Every year, around 16,800 children are born with a ventricular septal defect, or VSD, in the US, according to the Centers for Disease Control & Prevention. VSD account for nearly half of the 40,000 congenital heart defects diagnosed annually, making them the most common congenital abnormalities in America.
What Is VSD?
Ventricular septal defect is a hole in the wall (or “septum”) that normally separates the heart’s two lower chambers, the ventricles.
In healthy human hearts, a complete wall between these two chambers prevents oxygen-rich blood from mixing with oxygen-poor blood, preserving the heart’s efficiency.
But for children with a VSD, a hole in the septum allows oxygen-rich blood to flow directly from the left side of the heart to the right side. From here, it’s pumped back out to the lungs, but since some of the blood has already absorbed oxygen, the total amount of oxygen that eventually reaches the body is lower than normal.
That can force the heart to work harder than usual, increasing blood pressure in the lungs. In severe cases, the body tissues and organs that rely on blood for oxygen may be starved of nutrients.
How Does It Happen?
In specific cases, doctors rarely come to an adequate explanation. But researchers have identified two causal factors that likely contribute to the vast majority of congenital heart defects: genetics and environmental toxins.

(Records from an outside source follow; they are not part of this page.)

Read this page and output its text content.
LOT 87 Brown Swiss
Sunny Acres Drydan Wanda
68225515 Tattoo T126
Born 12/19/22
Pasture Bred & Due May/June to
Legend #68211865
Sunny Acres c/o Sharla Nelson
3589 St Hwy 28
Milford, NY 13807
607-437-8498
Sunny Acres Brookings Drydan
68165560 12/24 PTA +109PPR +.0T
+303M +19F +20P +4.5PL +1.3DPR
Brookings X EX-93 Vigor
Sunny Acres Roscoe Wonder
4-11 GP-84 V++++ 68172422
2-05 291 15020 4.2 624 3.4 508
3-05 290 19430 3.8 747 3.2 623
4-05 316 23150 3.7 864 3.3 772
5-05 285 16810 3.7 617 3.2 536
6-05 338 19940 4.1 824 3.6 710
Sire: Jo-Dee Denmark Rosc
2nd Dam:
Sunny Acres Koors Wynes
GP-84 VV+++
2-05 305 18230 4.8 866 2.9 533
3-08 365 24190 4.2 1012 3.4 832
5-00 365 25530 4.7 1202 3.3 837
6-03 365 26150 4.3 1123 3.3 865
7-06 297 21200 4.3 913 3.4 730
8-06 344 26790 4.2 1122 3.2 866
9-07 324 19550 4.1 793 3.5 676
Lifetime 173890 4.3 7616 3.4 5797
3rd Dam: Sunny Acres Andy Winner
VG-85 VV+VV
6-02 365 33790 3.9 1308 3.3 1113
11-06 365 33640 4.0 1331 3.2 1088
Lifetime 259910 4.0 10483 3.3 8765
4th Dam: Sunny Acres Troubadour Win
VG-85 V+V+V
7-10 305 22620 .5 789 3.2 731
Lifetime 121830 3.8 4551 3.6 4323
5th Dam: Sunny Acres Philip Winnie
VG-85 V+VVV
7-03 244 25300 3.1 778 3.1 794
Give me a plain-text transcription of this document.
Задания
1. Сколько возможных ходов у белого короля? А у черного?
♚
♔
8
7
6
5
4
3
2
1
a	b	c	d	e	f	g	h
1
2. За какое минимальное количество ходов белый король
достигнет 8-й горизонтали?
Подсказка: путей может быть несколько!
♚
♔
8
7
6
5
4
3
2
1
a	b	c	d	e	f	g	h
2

Some VSD are likely hereditary, passed down from parent to child in the form of genetic information. Ventricular septal defects often accompany genetic syndromes, including Down syndrome. But most scientists believe that genetic abnormalities are only half of the story. These mutations, in other words, need a “push” to have an effect, and that push comes from the environment in which a human embryo develops.
We’ve long known that some chemicals, after being ingested by a mother, can come to affect her growing baby. Alcohol, for example, has been linked to an increased risk for ventricular septal defect, as have organic solvents, a class of chemicals used in industrial cleaning. Several prescription drugs have also been implicated as possible causes, including Zofran, a popular “off-label” morning sickness treatment.
Can Heart Defects Be Diagnosed Before Birth?
In some cases, yes.
Larger defects, ones that would be obvious to the naked eye, can often be spotted during pregnancy on a fetal echocardiogram, a sort of ultrasound test that creates images of an unborn baby’s heart.
Most VSD, on the other hand, are too small to be detected by this technique. While some heart defects will be missed entirely, until their effects become noticeable later in life, many are diagnosed relatively early, through physical examinations.
Ventricular septal defects create a loud sound, often described as “rumbling,” called a heart murmur. Doctors are often able to diagnose VSD based solely on this sound, because it’s very specific, and unlikely to be caused by a different heart defect.
You can listen to a murmur characteristic of ventricular septal defect over at the University of California Los Angeles.
How Can We Treat VSD?
Since the long-term complications of VSD, like pulmonary hypertension and heart failure, are quite severe, most large ventricular septal defects are repaired during infancy or early childhood. Open-heart surgery remains the standard treatment, although some holes can be patched through the use of a catheter, a less-invasive technique.
Surgical interventions for VSD are almost always successful. More than 99% of infants will survive their surgery, according to the Children’s Hospital of Philadelphia, and the vast majority will go on to live healthy lives.
Many ventricular septal defects, however, are so small that they close of their own accord, without the need for any medications or surgeries. When the outcome is still questionable, babies with smaller VSD are often placed on diuretics, medicines that encourage urination, and thus reduce the amount of fluids reaching the lungs, or Digoxin, a drug that can decrease the risk of abnormal heart rhythms.